Lest there be any doubt that the animating principal of red state abortion bans is that women cannot be trusted to make their own decisions on this subject—women seeking abortions are in “emotional crisis” and suffer “clouded judgment,” after all—the Republican lawyer who authored the model legislation being adopted across the red states even had this to say about little girls who, like the 10-year-old Ohio child, are impregnated by their rapists: “She would have had the baby, and as many women who have had babies as a result of rape, we would hope that she would understand the reason and ultimately the benefit of having the child.”
The more Republicans try to one-up each other on this front, the more they will motivate Democratic and Independent voters to show up for the midterms, if current polling is any indication.

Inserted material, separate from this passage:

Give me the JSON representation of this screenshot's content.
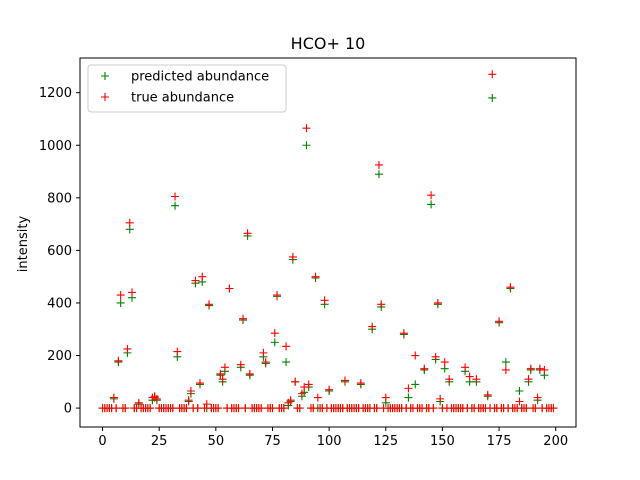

It hardly needs saying that if the GOP wins the House, any Democratic hopes of codifying Roe will end. (Not to mention any chance of passing voting rights legislation, or completing the work of the January 6 Select Committee, or passing gun regulation, climate legislation, etc.). And a GOP-led House will not only disband the January 6 Committee, the so-called “Freedom Caucus” will follow through on threats of abusive investigations of invented claims of wrongdoing in the Biden administration and even impeachment of Merrick Garland.
In short, the upside is great, and the downside is horrific. If Democrats and Independents turn out like they did in 2020, the cruel effects of Dobbs can be blunted with federal legislation. If the GOP takes the House, women and girls will suffer and die for want of reproductive choice.
But the battle is an uphill one, if history is any guide. What can you do? If you can spare the time and/or money, check out SwingLeft. The organization conducts real-time assessments (and reassessments) of winnable races and connect donors and volunteers with campaigns where their money and work can have the greatest impact. Emily’s List has a strong get-out-the-vote track record for its candidates, and a focus on pro-choice women, and Fair Fight is the national voter participation organization that Stacey Abrams founded.